States that have passed laws to ease their already-lax gun laws since the Newtown Massacre are seeing dramatic spikes in concealed carry applications in 2013. A Wall Street Journal review of 12 states found that permit application rates are on pace to have their “biggest year ever.”
Ohio is on track to double last year’s permit grants of 65,000, and Oklahoma, Tennessee, Wyoming and Nebraska have already matched or exceeded last year’s totals only halfway into 2013. Florida, Texas, Utah, and Wisconsin are also seeing significant jumps in permit applications.
In the wake of the Newtown Shooting, the National Rifle Association perpetuated messages that more guns would have prevented shootings like Newtown, and has warned repeatedly that gun confiscation is imminent. But existing research shows that civilians with guns have been wholly ineffective at blocking mass shootings, and that more guns means more homicides. The bugaboo of widespread gun confiscation, meanwhile, has been flatly rejected by lawmakers and the U.S. Supreme Court. These fears have nonetheless prompted a wave of new lax gun laws, gun purchases, and gun permit applications, with many saying they feel safer carrying a gun.

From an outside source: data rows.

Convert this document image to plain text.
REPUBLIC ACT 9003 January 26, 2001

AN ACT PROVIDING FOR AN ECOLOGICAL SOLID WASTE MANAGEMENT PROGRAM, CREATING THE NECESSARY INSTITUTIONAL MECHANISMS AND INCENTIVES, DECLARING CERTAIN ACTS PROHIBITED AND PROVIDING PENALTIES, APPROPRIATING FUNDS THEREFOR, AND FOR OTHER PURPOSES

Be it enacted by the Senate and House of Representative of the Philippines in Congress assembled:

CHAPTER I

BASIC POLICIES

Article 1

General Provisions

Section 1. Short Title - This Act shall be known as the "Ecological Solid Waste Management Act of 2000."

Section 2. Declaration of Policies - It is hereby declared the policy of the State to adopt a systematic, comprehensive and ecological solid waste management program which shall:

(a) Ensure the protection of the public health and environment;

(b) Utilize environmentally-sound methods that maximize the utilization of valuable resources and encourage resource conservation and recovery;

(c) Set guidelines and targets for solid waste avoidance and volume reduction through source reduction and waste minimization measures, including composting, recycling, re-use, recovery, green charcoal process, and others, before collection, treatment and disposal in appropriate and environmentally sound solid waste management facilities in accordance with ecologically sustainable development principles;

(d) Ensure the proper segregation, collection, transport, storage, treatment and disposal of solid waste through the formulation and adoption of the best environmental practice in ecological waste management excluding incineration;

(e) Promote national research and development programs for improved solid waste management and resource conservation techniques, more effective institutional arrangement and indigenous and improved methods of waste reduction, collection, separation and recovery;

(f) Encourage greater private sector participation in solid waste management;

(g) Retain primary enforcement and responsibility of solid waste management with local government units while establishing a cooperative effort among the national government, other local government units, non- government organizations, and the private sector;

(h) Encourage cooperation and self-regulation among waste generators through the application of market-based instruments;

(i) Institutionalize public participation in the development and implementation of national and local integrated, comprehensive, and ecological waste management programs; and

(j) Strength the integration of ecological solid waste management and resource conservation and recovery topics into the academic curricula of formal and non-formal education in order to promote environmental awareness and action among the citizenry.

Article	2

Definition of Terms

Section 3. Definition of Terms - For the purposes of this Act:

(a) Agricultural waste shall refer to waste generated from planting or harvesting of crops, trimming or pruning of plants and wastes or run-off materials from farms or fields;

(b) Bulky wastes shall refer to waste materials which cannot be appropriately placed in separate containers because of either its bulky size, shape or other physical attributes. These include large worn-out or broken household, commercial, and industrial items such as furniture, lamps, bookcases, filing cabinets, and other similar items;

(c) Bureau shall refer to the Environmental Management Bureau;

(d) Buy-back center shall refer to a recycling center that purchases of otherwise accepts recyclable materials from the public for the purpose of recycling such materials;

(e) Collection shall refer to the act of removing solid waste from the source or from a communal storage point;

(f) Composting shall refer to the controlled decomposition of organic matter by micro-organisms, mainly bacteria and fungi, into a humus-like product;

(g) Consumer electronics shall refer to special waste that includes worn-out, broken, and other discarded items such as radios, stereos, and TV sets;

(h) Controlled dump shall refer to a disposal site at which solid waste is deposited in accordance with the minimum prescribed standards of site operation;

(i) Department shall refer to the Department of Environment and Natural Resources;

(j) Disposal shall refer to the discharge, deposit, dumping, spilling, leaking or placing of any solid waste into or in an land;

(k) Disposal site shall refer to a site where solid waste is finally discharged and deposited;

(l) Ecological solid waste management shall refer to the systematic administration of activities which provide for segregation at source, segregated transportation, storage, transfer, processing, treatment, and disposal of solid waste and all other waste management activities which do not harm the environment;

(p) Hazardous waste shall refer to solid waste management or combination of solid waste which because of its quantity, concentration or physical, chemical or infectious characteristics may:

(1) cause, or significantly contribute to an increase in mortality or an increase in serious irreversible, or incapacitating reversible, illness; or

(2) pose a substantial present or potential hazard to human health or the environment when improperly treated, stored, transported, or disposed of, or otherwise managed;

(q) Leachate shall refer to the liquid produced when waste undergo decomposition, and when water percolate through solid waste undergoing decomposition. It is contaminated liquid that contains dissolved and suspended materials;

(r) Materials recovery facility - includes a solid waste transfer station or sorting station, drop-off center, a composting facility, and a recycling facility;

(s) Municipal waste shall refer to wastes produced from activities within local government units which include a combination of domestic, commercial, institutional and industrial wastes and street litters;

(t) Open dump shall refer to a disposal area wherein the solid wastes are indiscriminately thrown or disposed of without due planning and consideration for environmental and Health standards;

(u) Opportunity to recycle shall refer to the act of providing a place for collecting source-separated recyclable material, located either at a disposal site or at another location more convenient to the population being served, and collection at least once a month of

By the end of this year, every state will have eliminated bans on carrying a weapon outside the home. Illinois was the last remaining state with a law prohibiting concealed carry for most people, but it is poised to pass a new law as soon as next week, after a federal appeals court invalidated the state’s ban in December.
And at least 20 states have loosened their gun laws this year, with many making it easier and cheaper to obtain a permit, and loosening restrictions on carrying guns in restaurants, bars, and other public places. A few states have gone so far as to make federal enforcement of gun laws a state crime, even though that is a clear violation of the U.S. Constitution’s supremacy clause. But ten other states successfully passed new restrictions to limit gun violence this year. Several included universal background check provisions of the sort blocked in Congress, despite overwhelming support.
It would appear that paranoia is good for business.